In the year 1689, a cabal of Barbary galley slaves -- including one Jack Shaftoe, a.k.a. King of the Vagabonds, a.k.a. Half-Cocked Jack, lately and miraculously cured of the pox -- devises a daring plan to win freedom and fortune. A great adventure ensues, rife with battles, chases, hairbreadth escapes, swashbuckling, bloodletting, and danger -- a perilous race for an enormous prize of silver ... nay, gold ... nay, legendary gold that will place the intrepid band at odds with the mighty and the mad, with alchemists, Jesuits, great navies, pirate queens, and vengeful despots across vast oceans and around the globe.

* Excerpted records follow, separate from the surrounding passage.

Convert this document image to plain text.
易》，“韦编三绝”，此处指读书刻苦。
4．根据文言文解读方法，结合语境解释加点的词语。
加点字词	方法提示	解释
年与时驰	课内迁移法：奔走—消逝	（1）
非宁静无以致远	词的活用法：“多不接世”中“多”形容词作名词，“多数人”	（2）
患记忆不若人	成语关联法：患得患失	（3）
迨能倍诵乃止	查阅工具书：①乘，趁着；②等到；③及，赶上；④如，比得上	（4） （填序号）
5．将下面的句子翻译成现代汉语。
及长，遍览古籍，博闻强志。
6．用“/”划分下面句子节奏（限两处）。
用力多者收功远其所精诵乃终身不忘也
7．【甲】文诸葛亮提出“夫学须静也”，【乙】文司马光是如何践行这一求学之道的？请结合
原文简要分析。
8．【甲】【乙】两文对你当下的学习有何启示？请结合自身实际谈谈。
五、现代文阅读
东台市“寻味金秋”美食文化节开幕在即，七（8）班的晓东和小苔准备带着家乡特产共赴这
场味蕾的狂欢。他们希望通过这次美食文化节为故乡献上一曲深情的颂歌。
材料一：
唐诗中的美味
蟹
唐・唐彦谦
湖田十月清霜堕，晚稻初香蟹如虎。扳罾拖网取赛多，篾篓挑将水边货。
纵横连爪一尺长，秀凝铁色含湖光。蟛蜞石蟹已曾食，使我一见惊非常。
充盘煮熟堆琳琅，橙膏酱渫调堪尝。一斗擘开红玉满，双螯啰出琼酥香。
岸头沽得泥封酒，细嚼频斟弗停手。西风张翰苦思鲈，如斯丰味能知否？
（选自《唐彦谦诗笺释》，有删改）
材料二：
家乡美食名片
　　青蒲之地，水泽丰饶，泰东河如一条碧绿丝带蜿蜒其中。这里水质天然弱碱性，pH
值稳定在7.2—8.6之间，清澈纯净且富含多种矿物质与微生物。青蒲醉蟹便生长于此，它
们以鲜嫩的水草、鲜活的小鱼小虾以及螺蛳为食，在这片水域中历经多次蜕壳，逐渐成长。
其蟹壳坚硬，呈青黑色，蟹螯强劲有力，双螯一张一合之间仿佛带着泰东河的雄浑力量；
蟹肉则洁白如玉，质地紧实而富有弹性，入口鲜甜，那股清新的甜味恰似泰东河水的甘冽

Meanwhile, back in Europe ...

The exquisite and resourceful Eliza, Countess de la Zeur, master of markets, pawn and confidante of enemy kings, onetime Turkish harem virgin, is stripped of her immense personal fortune by France's most dashing privateer. Penniless and at risk from those who desire either her or her head (or both), she is caught up in a web of international intrigue, even as she desperately seeks the return of her most precious possession -- her child.

While ...

Newton and Leibniz continue to propound their grand theories as their infamous rivalry intensifies, stubborn alchemy does battle with the natural sciences, nobles are beheaded, dastardly plots are set in motion, coins are newly minted (or not) in enemy strongholds, father and sons reunite in faraway lands, priests rise from the dead ... and Daniel Waterhouse seeks passage to the Massachusetts colony in hopes of escaping the madness into which his world has descended.